Putting the Copenhagen failure to a good use

by ClickGreen staff. Published Wed 30 Dec 2009 19:04
"Progress is real but it is still profoundly unsatisfactory given the scale of the challenge"

Paweł Świeboda is President of demosEUROPA – Centre for European Strategy, an independent international research institution, based in Warsaw, which aims to provide strategic insights into key aspects of the European Union, the functioning of its institutions and policies.

Here he delivers his verdict on the Copenhagen climate talks and describes how US President Obama made the EU look "irrelevant".

“The miracle did not happen. The Bella Centre in Copenhagen may have been lucky when the ten EU applicants finalized their accession talks there in 2002 but it proved less fortunate for the global climate talks which ended in complete failure.

Given the scale of the effort involved and the massive presence of top officials and their best experts from around the world, Copenhagen produced remarkable little substance. This is not a good sign for the future of global governance.

To be sure, it is not all gloom and doom. It is true to say that the Copenhagen conference was the first of its kind. Never before had there been such an extensive representation of the international community willing to undertake an effort to save the world from the effects of climate change. It was in the context of Copenhagen that the United States committed itself to a thorough, if insufficient, emission reduction programme. The other top polluter, China, also began to use a different language than only a couple of years ago. Progress is real but it is still profoundly unsatisfactory given the scale of the challenge.

It can be argued that tensions within the international system are now bound to increase given that no agreement proved possible on an issue of existential significance for the global community. What is more, a breakthrough at Copenhagen was meant to kick-start the stalled trade liberalization talks and spark interest in the multilateral framework for other policy areas including energy, none of which is now likely to materialize. At the same time there is growing global interdependence exemplified recently by the rapid spreading of the economic crisis.

A sense of turbulence was bound to happen anyway given the massive shifts of power taking place at the beginning of this century. The international system is becoming assertively multi-polar with enormous demands being placed by a growing number of actors on the resources of a capable few. Copenhagen demonstrated that international relations are unlikely to be driven by mutual persuasion, however well-intentioned. It was aiming at a situation in which more ambitious declarations on emission reductions would encourage all participants to make an effort, if only a
symbolic one. This approach underestimated the potential for free-riding which exists inside the system.

If the current framework of global governance runs into the sand, this means its foundations need to be re-examined. The project of saving the planet from the impact of climate change is not over. There is a sufficient consensus, in spite of the cynicism and selfinterest which won the upper hand in Copenhagen, that the dangerous rise in global temperatures needs to be moderated.

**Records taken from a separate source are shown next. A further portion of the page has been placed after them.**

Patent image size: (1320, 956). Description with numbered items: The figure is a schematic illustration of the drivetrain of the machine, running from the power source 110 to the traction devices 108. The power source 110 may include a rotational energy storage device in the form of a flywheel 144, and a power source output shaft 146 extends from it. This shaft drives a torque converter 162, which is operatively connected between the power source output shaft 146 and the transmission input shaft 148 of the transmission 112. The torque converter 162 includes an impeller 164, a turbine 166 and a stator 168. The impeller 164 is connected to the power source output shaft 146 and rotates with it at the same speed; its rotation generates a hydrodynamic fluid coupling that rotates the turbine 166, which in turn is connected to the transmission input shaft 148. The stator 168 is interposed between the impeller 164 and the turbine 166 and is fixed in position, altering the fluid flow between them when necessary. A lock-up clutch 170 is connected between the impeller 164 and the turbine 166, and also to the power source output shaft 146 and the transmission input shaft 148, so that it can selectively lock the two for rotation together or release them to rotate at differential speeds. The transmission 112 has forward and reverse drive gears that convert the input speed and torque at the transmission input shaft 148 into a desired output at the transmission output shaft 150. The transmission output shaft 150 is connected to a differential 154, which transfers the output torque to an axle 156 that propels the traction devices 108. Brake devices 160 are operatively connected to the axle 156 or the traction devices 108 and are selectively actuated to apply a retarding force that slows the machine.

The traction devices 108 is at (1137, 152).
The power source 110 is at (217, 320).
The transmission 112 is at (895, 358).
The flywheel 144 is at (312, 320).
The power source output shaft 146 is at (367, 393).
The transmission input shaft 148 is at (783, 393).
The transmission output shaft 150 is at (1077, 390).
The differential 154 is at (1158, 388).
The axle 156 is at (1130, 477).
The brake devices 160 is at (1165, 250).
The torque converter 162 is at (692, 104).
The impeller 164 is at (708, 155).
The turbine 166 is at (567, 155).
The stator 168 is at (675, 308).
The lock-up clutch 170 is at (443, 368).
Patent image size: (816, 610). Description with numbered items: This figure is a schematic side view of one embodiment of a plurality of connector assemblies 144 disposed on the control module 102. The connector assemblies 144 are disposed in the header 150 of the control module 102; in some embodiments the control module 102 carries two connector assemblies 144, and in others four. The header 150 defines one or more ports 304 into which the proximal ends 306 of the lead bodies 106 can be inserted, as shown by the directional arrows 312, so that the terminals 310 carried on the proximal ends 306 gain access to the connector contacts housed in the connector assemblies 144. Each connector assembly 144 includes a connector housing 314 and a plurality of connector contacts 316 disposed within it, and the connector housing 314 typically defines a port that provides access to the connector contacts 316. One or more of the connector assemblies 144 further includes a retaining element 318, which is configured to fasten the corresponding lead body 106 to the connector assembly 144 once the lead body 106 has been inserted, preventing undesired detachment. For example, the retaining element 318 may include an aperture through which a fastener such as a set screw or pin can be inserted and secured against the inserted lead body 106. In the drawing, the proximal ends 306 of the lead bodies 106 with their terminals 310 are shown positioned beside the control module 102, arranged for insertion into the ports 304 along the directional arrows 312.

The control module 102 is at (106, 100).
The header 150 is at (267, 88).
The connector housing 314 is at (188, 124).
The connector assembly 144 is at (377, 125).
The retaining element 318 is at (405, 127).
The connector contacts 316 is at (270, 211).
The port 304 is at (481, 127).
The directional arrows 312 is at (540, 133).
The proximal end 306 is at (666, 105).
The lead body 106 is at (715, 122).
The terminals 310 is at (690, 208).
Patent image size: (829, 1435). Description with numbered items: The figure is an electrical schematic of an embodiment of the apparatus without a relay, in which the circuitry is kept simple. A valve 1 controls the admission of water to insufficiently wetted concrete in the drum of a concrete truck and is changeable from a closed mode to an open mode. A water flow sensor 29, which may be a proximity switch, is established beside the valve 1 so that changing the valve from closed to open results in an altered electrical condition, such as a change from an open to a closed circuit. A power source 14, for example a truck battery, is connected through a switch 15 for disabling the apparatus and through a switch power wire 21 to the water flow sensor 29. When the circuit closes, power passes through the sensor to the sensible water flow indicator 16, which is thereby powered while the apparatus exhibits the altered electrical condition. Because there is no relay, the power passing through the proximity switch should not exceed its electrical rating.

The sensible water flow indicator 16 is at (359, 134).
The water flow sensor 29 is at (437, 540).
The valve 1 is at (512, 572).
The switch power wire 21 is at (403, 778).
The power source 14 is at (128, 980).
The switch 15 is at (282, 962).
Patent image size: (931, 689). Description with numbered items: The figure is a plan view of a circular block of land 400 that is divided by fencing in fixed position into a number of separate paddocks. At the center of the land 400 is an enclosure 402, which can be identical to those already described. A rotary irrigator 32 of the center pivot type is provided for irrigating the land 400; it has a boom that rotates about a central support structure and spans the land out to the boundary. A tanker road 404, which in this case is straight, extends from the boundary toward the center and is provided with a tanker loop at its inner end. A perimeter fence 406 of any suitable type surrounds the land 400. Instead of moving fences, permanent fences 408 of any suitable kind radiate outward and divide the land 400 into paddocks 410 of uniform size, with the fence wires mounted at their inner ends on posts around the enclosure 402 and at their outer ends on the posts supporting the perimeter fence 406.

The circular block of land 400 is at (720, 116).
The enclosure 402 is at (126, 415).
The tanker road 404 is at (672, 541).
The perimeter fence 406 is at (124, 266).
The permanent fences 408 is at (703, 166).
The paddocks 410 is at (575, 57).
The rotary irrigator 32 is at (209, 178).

However, it is more likely for this to be based on hard economic facts and an interplay of self-interest rather than a moral argument on the necessary thing to do.

Just as the failure of the Doha round of trade negotiations led to renewed focus on regional and bilateral agreements, similarly progress on climate change may now have to materialize more through unilateral declarations and bilateral or regional commitments.

This means global governance in this area will be more fragmented and difficult to manage. The probability of a major conflictual situation along the way will increase exponentially as well. Global governance will be about ensuring that the poor are not left out of the picture completely (hence assistance for climate mitigation and adaptation measures in the volume of 100 billion dollars annually till 2020) and that there are rules of the game for others to follow. The most orderly scenario which is now possible involves a G20 or GX-led process in which the key players determine the pace and the scale of the global mitigation and adaptation activities.

The project of limiting global emissions will not be realized in idyllic mutual understanding with a fair division of responsibility. It will be worked out in fierce international competition. We will now have our feet firmly on the ground. It will not be surprising if the debate is re-launched in Europe over the border tax to create a level-playing field for operators from the countries pursuing ambitious climate policy objectives and all the rest. This would at first sight smack of protectionism although arguments would quickly be made that the purpose is more to prevent artificial subsidies being applied in countries such as China while the proceeds would go to the mitigation and adaptation activities in the least developed countries and the small islands states.

The European Union found itself under friendly fire at the end of the Copenhagen conference as the US carried out last-ditch negotiations with leaders of the emerging powers but not the EU. Partly, this situation was of the EU’s own making. The EU was not sufficiently forthcoming towards the US President when he requested a helping hand earlier in the year. The EU also spoke with many voices at Copenhagen, President Sarkozy being the first to make an appeal for a handful of world leaders to stage real negotiations, an advice which President Obama used a day later. In addition, the EU could have and should have declared an emission reduction target of 30 percent by 2020 prior to Copenhagen and this would have given it a mandate to press on others to undertake similar steps.

Having said that, President Obama did not have to make the EU look irrelevant and it is difficult to believe these were his true intentions. The problem is that the EU and the US have the same project on the cards, that of building the low-carbon economy, where interests are only beginning to clash. For the US, it is tempting to pursue a bilateral relationship in China at the expense of the EU. Not surprisingly, the set of agreements between the US and China concluded during President Obama’s visit in November raised the adrenaline levels in Europe. The electric vehicle initiative which envisaged joint standardization produced particularly big anxieties. And President Obama faces a hurdle which cannot be compared to anything the European leaders have in stock for themselves – a not entirely convinced Senate which is still to support climate legislation.

The transatlantic relationship will now become more business-like and devoid of undue affection. The EU will have to understand that the US needs time and that it is changing the argument around domestically, embracing climate policy in the place of denial. At the same time, the window of opportunity is narrow given the pressures of US congressional elections later in the year. No doubt the world looks different after Copenhagen. Big illusions are gone and a sense of realism is settling in. The outcome is likely to be more chaotic but not dysfunctional. Key players will want to come to an understanding among themselves. However, they will do so in a decisively more competitive environment."